A woman who is pregnant and has breast cancer is more likely to recover and survive disease-free than a woman who is not pregnant and has breast cancer, researchers at the University of Texas MD Anderson Cancer Center reveal. These findings, which were presented by Jennifer Litton M.D. at the 2010 Breast Cancer Symposium, will surprise most experts because people tend to associate pregnancy with worse cancer outcomes. Dr. Litton is assistant professor at MD Anderson’s Department of Breast Medical Oncology.

Dr. Litton said:

Until now, older registry studies showed that breast cancer patients treated while pregnant had a worse outcome. However, in the past, these patients weren’t always treated consistently with standard of care chemotherapy and often delayed their therapy until after delivery.” said Litton, the study’s first and corresponding author. “Given MD Anderson’s experience in treating pregnant patients and our registry, we were able to look at these women treated by the same physicians, at the same institution, with the same standard of care.

The first protocol which examined the chemotherapeutic regimen for the management of breast cancer during pregnancy was opened by Richard Theriault, D.O., in 1992. Theriault published seminal studies which demonstrated the efficacy and safety of the regimen for the pregnant mother and her child – this regimen has since been adopted as standard care. MD Anderson has the oldest, active prospective registry anywhere in the world, which follows the health of women who had breast cancer while pregnant, as well as their children.

Dr. Litton and team selected 75 females who had been treated for breast cancer while they were pregnant (cases). They were compared to 150 non-pregnant women (controls) who were treated for breast cancer by using the centers tumor registry and the Department of Breast Medical Oncology database.

All the women had been treated at MD Anderson between 1989 and 2008 – they were matched based on year of diagnosis, age and cancer stage. Those who gave birth within one year of being diagnosed were not included in the comparison group.

All the patients had received 5-fluorouracil, doxorubicin and cyclophosphamide (FAC), a standard chemotherapy regimen. Therapy for the pregnant women started after their first trimester was over. All the women received clinically-indicated additional therapies – the pregnant patients received those after giving birth. The median follow-up was 4.16 years.

73.94% of those in the pregnant group were alive and disease free after five years, compared to 55.75% of the controls (women who were not pregnant during breast cancer). Overall survival among the pregnant group was 77.42%, compared to 71.86% among the controls (not statistically significant).

Litton said:

From this data set and our study, we are not sure why our pregnant breast cancer patients had better outcomes than those who were not,” said Litton. “Is there something biological in the milieu of pregnancy that changes the response to chemotherapy?

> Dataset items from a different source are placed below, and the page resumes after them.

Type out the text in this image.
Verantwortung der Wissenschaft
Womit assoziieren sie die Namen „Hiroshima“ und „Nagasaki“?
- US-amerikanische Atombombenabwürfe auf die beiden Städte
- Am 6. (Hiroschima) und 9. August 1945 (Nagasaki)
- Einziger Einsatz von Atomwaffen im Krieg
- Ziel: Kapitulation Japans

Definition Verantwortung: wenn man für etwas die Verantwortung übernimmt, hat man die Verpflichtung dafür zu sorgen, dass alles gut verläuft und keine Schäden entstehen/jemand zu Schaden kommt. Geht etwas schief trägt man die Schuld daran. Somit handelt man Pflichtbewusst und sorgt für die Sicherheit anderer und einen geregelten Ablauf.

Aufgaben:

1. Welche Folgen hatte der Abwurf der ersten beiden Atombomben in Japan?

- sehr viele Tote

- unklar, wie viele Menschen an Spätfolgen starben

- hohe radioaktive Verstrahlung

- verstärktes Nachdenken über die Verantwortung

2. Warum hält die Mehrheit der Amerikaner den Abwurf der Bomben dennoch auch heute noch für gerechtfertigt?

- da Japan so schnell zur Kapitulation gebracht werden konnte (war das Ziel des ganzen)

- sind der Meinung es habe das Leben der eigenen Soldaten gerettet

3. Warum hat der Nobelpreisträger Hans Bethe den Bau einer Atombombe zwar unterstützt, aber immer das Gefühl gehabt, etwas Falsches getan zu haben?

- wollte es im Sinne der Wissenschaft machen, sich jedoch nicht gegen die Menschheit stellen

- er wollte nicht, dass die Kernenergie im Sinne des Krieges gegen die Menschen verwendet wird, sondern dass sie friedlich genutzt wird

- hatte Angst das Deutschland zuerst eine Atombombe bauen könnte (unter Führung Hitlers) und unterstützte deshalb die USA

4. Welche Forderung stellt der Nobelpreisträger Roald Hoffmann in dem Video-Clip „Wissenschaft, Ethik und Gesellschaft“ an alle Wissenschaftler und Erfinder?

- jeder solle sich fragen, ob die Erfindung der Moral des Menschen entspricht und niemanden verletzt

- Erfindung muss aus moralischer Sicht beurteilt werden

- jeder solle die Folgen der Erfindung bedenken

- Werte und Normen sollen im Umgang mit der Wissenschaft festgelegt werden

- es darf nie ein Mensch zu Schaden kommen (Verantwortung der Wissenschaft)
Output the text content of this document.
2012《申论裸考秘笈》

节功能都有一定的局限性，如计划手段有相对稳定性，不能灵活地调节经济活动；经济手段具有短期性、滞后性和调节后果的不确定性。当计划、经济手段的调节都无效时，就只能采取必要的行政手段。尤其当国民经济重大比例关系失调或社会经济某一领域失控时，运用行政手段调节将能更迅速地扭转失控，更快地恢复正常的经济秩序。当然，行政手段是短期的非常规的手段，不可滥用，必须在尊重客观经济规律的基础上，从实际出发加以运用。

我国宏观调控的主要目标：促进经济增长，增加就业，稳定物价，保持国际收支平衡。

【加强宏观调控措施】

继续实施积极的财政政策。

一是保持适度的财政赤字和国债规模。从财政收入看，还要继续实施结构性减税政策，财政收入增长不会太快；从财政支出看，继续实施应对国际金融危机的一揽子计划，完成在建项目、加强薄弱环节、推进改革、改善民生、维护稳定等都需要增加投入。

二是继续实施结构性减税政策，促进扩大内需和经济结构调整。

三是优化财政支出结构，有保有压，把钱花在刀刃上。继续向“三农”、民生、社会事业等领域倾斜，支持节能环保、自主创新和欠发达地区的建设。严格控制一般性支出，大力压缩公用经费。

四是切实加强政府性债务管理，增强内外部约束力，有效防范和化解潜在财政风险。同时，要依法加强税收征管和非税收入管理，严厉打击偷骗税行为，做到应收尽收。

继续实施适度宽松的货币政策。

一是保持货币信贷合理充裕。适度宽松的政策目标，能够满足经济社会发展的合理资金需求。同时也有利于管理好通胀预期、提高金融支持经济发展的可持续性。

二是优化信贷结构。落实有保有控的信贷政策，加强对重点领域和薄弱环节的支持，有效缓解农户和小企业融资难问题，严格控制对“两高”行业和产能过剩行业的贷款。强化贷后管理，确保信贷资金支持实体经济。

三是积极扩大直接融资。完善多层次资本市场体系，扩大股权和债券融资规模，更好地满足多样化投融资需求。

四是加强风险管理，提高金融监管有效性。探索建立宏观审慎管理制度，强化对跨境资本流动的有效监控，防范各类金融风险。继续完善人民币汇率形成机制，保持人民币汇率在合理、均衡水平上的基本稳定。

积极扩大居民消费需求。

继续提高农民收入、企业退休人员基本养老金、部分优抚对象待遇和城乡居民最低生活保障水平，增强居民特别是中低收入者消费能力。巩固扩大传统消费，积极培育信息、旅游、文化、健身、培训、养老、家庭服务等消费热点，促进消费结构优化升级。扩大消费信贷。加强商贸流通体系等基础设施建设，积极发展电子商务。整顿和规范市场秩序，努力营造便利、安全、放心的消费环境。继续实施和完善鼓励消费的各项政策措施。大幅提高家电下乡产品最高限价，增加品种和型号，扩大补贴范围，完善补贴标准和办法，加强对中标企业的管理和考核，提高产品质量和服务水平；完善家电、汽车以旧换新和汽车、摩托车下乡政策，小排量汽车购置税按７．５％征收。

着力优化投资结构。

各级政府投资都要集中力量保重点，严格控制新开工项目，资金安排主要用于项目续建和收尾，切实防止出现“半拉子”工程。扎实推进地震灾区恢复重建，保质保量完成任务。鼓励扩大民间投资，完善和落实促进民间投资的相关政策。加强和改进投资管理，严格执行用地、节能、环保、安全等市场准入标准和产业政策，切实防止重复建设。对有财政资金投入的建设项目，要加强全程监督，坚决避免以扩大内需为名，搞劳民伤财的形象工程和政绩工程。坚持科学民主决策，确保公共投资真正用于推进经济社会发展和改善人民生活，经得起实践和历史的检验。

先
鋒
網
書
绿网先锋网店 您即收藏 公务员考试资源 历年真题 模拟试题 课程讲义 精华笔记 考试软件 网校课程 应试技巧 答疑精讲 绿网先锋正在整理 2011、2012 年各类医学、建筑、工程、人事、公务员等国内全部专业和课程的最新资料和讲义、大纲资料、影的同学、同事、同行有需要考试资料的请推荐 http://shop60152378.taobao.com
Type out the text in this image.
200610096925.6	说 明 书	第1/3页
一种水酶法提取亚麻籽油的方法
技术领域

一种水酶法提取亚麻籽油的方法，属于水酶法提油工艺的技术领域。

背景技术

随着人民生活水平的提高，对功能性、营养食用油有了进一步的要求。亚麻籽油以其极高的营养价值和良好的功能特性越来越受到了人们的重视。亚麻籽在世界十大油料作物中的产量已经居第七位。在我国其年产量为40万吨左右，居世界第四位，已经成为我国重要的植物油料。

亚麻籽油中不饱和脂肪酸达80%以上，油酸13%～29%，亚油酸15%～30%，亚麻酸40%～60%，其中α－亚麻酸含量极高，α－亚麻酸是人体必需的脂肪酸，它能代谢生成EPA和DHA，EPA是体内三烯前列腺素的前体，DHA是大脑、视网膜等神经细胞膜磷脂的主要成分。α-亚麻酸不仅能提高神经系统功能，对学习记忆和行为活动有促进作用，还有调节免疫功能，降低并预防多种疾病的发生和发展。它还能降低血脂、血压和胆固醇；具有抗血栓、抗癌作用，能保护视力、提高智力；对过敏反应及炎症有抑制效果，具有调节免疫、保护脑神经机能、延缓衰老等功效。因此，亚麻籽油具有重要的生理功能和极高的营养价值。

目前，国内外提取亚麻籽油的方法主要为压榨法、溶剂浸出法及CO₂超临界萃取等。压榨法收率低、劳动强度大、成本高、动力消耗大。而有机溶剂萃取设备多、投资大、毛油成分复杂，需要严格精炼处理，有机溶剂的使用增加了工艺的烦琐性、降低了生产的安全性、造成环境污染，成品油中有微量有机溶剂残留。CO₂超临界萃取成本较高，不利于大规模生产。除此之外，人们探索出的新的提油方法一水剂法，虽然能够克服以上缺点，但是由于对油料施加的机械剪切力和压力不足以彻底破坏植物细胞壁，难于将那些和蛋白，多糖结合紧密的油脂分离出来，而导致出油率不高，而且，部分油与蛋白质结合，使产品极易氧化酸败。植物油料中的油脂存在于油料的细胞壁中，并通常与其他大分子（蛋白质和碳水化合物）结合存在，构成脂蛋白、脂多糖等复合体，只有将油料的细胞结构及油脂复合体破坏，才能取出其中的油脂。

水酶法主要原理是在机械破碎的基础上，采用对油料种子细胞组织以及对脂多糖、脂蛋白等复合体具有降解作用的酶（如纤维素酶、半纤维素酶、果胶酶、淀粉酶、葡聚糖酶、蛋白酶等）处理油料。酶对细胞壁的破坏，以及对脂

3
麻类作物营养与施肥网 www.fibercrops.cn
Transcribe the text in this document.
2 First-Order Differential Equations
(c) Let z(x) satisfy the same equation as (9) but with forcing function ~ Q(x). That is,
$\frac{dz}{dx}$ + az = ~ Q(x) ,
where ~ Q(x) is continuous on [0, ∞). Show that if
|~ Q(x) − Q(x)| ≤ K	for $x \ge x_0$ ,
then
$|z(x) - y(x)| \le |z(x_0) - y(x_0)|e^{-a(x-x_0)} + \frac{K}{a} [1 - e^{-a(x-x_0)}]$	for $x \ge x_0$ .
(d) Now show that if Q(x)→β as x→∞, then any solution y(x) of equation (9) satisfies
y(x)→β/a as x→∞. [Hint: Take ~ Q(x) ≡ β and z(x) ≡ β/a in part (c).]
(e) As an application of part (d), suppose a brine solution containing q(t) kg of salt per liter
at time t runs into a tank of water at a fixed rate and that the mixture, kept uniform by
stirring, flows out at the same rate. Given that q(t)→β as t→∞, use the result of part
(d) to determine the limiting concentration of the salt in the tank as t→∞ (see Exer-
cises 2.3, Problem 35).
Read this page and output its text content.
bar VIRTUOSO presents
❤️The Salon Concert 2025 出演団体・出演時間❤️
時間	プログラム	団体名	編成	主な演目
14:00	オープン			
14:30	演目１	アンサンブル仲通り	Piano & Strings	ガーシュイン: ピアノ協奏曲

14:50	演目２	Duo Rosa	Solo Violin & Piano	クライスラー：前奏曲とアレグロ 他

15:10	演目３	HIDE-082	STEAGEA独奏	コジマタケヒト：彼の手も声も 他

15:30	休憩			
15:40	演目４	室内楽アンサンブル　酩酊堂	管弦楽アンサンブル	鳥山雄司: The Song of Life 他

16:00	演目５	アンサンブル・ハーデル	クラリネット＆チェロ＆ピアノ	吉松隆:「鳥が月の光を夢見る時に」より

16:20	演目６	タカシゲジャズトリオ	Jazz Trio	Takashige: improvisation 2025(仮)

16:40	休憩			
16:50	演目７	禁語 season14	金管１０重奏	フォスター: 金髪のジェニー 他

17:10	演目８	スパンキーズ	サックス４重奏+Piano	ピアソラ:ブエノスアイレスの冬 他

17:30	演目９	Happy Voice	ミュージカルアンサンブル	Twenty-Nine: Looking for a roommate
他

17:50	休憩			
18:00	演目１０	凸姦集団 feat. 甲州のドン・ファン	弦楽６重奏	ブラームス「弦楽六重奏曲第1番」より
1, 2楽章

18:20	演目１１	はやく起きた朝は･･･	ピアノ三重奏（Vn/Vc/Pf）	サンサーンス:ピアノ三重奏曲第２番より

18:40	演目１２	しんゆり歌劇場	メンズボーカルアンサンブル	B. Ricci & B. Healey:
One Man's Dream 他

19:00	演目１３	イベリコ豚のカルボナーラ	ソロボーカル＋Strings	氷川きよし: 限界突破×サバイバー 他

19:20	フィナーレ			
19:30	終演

Or were these patients treated more aggressively?

The researchers say they do not know why the disease-free overall survival rates were so different in the two groups. They say finding out is a “research priority”.

Senior study author, Richard Theriault, said:

MD Anderson has a long history of being at the forefront of treating pregnant women for breast cancer, and, through our research, we’ve found it safe for both mother and child, and ultimately developed the standard of care. Now, when we are counseling breast cancer patients who are pregnant, we can say that they should have every expectation that they will do as well as our non-pregnant patients, and that they should start their treatment in the second or third trimester without delay.